Sriram Karri | India’s women can offer lessons in smart economics
My grandmother taught me the first lessons of economics when I was hardly five years old, after I was foolhardy and rash with a grand sum of Rs. 2 she had given me a day earlier. Never spend all the money you have, never spend it all on one go or to buy just one thing, she instructed me. And then sweetly asked, “Would you like to have some more money?”
I nodded. She explained that there could not be any more charity or gifting this time, and listed several chores I could undertake to do, and if I did them well, she would pay me. The total scope of wages, I was made to realise, would be around Rs. 10 within a month. Valuable lessons, but these were the very principles on which she managed our household for several decades. A very small wage, big family, no assets, lots of expenditures and pressures, yet she managed to save and keep the ship steady.
Nothing sui generis, most Indian households have been managed by women with smartness and sound economic principles. In fact, we could all learn a thing or two on economics from the Indian women, as I did, learn my second lesson, from a neighbourhood aunty, who was also our entire colony’s preferred adviser on financial management.
She would convince several of the maids to open bank accounts in their names, and even help them with their early banking transactions. She also convinced us to enter into a commitment on savings, by undertaking recurring deposits. And she destroyed more informal “home” or piggy bank cash savings in those days and turned them into formal bank accounts by using folksy examples to explain concepts of inflation and interest rate.
Most of your life gets set with such simple examples — savings, accumulating interest, empowering your savings with commitments and harnessing the power of compounding. Then, of course, were those wise ladies in the colony who built the first ‘chit fund’ groups, which ensured all women turned small, loose savings into a bigger amount and used it to purchase an asset for the house.
Most modern lessons on diversifying a portfolio would not surprise any Indian household whose economics are steered by steely women of convictions and home truths. Gold has been the chosen method to save, a multi-purpose way to hold value and preserve savings, fighting inflation, and an easy to ensure liquidity during emergencies.
Most of the world’s hyper-inflation began when central banks abandoned the gold standard as being unviable and no longer pragmatic for the future — and eager to adopt Keynesian economics — giving governments the reckless instrument of deficit financing and easy money to spur “growth”. This is how households are run by dads and uncles, when mother and aunts are all on a rare holiday.
I never realised, nor did even perhaps my dad, when my mother would suddenly spring a surprise by telling us that she was going to buy a plot of land. What? Did we have so much money? Did my father even earn so much? How did she save so much? Then we had to think hard to realise how many expenditures we had proposed in the last two years, but she had calmly lied saying we had no money for it.

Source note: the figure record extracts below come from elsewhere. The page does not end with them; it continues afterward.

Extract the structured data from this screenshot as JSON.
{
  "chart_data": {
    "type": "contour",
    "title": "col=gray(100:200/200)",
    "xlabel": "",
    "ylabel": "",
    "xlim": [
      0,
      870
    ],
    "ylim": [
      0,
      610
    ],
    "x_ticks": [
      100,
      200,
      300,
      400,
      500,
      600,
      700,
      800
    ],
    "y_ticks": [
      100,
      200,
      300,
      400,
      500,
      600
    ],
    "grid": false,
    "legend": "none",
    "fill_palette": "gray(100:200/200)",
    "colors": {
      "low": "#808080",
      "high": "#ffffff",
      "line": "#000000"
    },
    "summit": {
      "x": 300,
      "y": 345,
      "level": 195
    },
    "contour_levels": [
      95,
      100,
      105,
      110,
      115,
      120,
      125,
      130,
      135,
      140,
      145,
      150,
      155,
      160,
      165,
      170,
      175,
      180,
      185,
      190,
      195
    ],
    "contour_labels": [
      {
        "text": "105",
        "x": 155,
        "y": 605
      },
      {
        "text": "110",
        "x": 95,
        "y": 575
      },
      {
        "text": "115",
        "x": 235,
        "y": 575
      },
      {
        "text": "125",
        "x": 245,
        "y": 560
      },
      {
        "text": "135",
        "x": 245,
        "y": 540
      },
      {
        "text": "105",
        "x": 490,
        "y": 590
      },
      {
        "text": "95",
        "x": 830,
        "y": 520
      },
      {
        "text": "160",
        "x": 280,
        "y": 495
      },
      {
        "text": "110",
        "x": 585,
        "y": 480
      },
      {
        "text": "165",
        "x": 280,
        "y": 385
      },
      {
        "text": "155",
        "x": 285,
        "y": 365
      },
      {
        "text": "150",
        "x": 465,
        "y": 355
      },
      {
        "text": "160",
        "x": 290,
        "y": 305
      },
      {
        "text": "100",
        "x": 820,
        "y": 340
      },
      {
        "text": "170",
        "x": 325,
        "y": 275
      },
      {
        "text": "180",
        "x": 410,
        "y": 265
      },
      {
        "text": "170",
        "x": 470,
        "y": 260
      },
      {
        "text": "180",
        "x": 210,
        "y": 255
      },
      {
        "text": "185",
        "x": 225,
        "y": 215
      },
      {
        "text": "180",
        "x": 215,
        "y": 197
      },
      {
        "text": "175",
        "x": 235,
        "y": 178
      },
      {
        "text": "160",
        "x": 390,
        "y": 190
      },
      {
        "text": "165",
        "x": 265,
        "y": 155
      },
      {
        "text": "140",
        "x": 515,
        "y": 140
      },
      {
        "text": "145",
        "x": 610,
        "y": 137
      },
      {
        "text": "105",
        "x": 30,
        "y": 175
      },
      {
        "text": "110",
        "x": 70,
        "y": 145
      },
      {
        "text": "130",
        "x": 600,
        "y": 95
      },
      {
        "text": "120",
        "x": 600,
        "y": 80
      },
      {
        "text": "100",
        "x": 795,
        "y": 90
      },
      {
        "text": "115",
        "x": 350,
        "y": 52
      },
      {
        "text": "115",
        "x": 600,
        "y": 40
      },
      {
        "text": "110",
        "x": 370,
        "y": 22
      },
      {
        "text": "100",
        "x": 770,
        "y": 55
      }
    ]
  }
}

A holiday, a new colour TV, a motorcycle — nope, she vetoed them all. Priorities for family and priorities for money in a way she saw fit.
On International Women’s Day, going beyond clichés, one must look around, go back in time and analyse to be truly humbled into realising at how much wiser, saner, smarter and productively higher in the ladder of economics the women around us are.
The CEOs, CFOs and bankers, ministers and officials, every formal position holder in the world with the smarts, irrespective here of their gender, must think of the traditional Indian householder of a woman they best relate to refresh their economics primers.
The economy is so much larger, the needle has risen so much higher on the scale measuring women’s education and empowerment; the opportunities are vast and the earnings have risen too.
But the average Indian household, the building block of the economy, may or may not be managing its affairs as wisely as before.
Yes, we have transformed into a consumption-driven economy, and a more consumerist mindset society; we are increasingly measured by where we live, what we wear, or dive, and what we showcase, and to do it, are allowing a sea of debt to drown us; but whatever those wonderful women I recall running households would not approve of then, are not too healthy or good even today.
It is the new economy, with cashless micro transactions and all, but it is still old economics. You work hard and earn, you save some, never spend all of what you earn, to be in debt is not a good thing, and don’t spend on everything you think you want.
They were — my grandmother, my neighbourhood aunty, my mother, and a few others — the best financial advisers and practicing economists I ever saw and met — and on Women’s Day, can’t think of a more necessary ode to sing than for their wisdom, and acumen; amazing then and relevant today.